The T-38 that she flew, now on display at the Smithsonian Steven F. Udvar-Hazy Center, stayed in the Air Force inventory after Cochran’s flights, going on to be used in important engineering flight tests at McClellan Air Force Base near Sacramento, California (the aircraft is currently displayed in these flight test markings). The U.S. Air Force transferred the plane to the Air and Space Museum in 2004, but it remained in storage for over a decade. In 2018, the Museum’s then-director Dr. Ellen Stofan toured the storage facility and spotted Cochran’s T-38 from among a wealth of other artifacts in the collection. A simple question about whether anyone had considered including the aircraft in an upcoming gallery led to a series of decisions resulting in the plane’s display. In early 2022, the T-38 will be moved to our flagship Museum on the Mall in Washington, D.C. But until then, we are proud to share it with visitors to the Udvar-Hazy Center.
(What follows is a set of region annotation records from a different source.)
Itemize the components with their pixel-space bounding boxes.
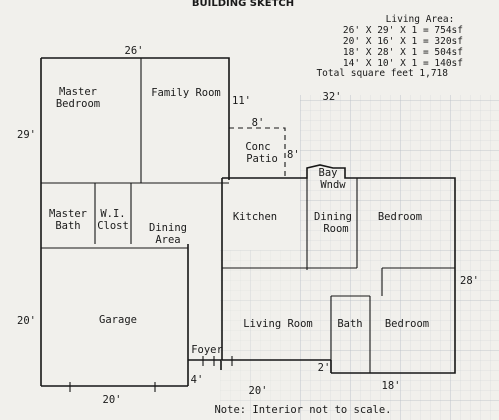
- dim-left-height: 29': [17, 129, 36, 141]
- conc-patio-label-line1: Conc: [245, 141, 270, 153]
- dim-family-room-right: 11': [232, 95, 251, 107]
- family-room-label: Family Room: [151, 87, 221, 99]
- graph-paper-grid-lower: [220, 250, 300, 420]
- living-area-row-1: 26' X 29' X 1 = 754sf: [343, 25, 463, 36]
- living-area-heading: Living Area:: [386, 14, 455, 25]
- bedroom-lower-label: Bedroom: [385, 318, 429, 330]
- exterior-walls: [40, 57, 456, 387]
- master-bedroom-label-line1: Master: [59, 86, 97, 98]
- living-area-row-2: 20' X 16' X 1 = 320sf: [343, 36, 463, 47]
- dim-garage-bottom: 20': [103, 394, 122, 406]
- dining-room-label-line1: Dining: [314, 211, 352, 223]
- dining-room-label-line2: Room: [323, 223, 348, 235]
- dim-top-width: 26': [125, 45, 144, 57]
- dim-bedroom-bottom: 18': [382, 380, 401, 392]
- bath-label: Bath: [337, 318, 362, 330]
- bay-window-label-line1: Bay: [319, 167, 338, 179]
- bay-window-label-line2: Wndw: [320, 179, 346, 191]
- dim-right-side: 28': [460, 275, 479, 287]
- wi-closet-label-line1: W.I.: [100, 208, 125, 220]
- living-area-total: Total square feet 1,718: [316, 68, 448, 79]
- foyer-label: Foyer: [191, 344, 223, 356]
- dim-patio-right: 8': [287, 149, 300, 161]
- master-bath-label-line2: Bath: [55, 220, 80, 232]
- dim-patio-top: 8': [252, 117, 265, 129]
- master-bedroom-label-line2: Bedroom: [56, 98, 100, 110]
- dim-living-bottom: 20': [249, 385, 268, 397]
- master-bath-label-line1: Master: [49, 208, 87, 220]
- dimension-ticks: [69, 356, 233, 392]
- graph-paper-grid: [300, 95, 499, 420]
- page-title: BUILDING SKETCH: [192, 0, 294, 9]
- dim-foyer-bottom: 4': [191, 374, 204, 386]
- kitchen-label: Kitchen: [233, 211, 277, 223]
- living-area-row-4: 14' X 10' X 1 = 140sf: [343, 58, 463, 69]
- conc-patio-outline: [229, 127, 286, 178]
- dining-area-label-line1: Dining: [149, 222, 187, 234]
- sketch-note: Note: Interior not to scale.: [214, 404, 391, 416]
- garage-label: Garage: [99, 314, 137, 326]
- dining-area-label-line2: Area: [155, 234, 180, 246]
- wi-closet-label-line2: Clost: [97, 220, 129, 232]
- interior-walls: [41, 58, 455, 373]
- conc-patio-label-line2: Patio: [246, 153, 278, 165]
- living-room-label: Living Room: [243, 318, 313, 330]
- bedroom-upper-label: Bedroom: [378, 211, 422, 223]
- dim-garage-side: 20': [17, 315, 36, 327]
- living-area-row-3: 18' X 28' X 1 = 504sf: [343, 47, 463, 58]
- dim-bath-bottom: 2': [318, 362, 331, 374]
- dim-upper-right: 32': [323, 91, 342, 103]
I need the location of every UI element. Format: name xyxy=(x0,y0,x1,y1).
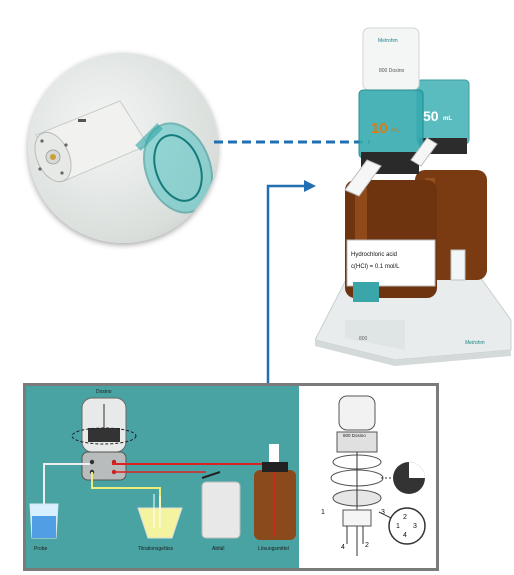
label-waste: Abfall xyxy=(212,546,225,552)
bottle-label-line1: Hydrochloric acid xyxy=(351,252,398,258)
left-cylinder-unit: mL xyxy=(391,128,400,134)
exploded-view: 800 Dosino 1 2 3 4 2 1 3 4 xyxy=(299,386,436,568)
disc-port-label-3: 3 xyxy=(413,523,417,530)
port-label-4: 4 xyxy=(341,544,345,551)
label-titration-vessel: Titrationsgefäss xyxy=(138,546,174,552)
exploded-device-label: 800 Dosino xyxy=(343,433,366,438)
arrow-connector xyxy=(266,180,316,384)
port-label-1: 1 xyxy=(321,509,325,516)
dashed-connector-line xyxy=(214,140,370,144)
right-cylinder-volume: 50 xyxy=(423,108,439,124)
port-label-3: 3 xyxy=(381,509,385,516)
dosing-station-illustration xyxy=(314,27,512,366)
disc-port-label-1: 1 xyxy=(396,523,400,530)
disc-port-label-4: 4 xyxy=(403,532,407,539)
disc-port-label-2: 2 xyxy=(403,514,407,521)
dosino-brand-text: Metrohm xyxy=(378,38,398,44)
base-brand-text: Metrohm xyxy=(465,340,485,346)
port-label-2: 2 xyxy=(365,542,369,549)
left-cylinder-volume: 10 xyxy=(371,120,388,137)
inset-photo-dosing-unit xyxy=(28,53,218,243)
schematic-top-label: Dosino xyxy=(96,389,112,395)
bottle-label-line2: c(HCl) = 0.1 mol/L xyxy=(351,264,400,270)
product-photo-dosing-station: Metrohm 800 Dosino 10 mL 50 mL Hydrochlo… xyxy=(314,20,514,370)
flow-schematic: Dosino Probe Titrationsgefäss Abfall Lös… xyxy=(26,386,299,568)
dosing-unit-illustration xyxy=(34,100,213,214)
bottle-label xyxy=(346,239,436,287)
exploded-view-drawing xyxy=(330,395,426,556)
right-cylinder-unit: mL xyxy=(443,116,452,122)
dosino-model-text: 800 Dosino xyxy=(379,68,405,74)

A grant from the Smithsonian American Women’s History Initiative supported preparing the T-38 Talon for display.
Cochran and the T-38 both had long careers that broke important new ground in aviation history. “I am often asked what my sensations were when flying at Mach 1 or beyond way up there,” Cochran said, reflecting on her life. “Up there things come into proportion. The people on earth have disappeared. You have left them behind you and are on your own, impressed with the immensity of space—so close to space and those noonday stars, convinced there must be a divine order of things.”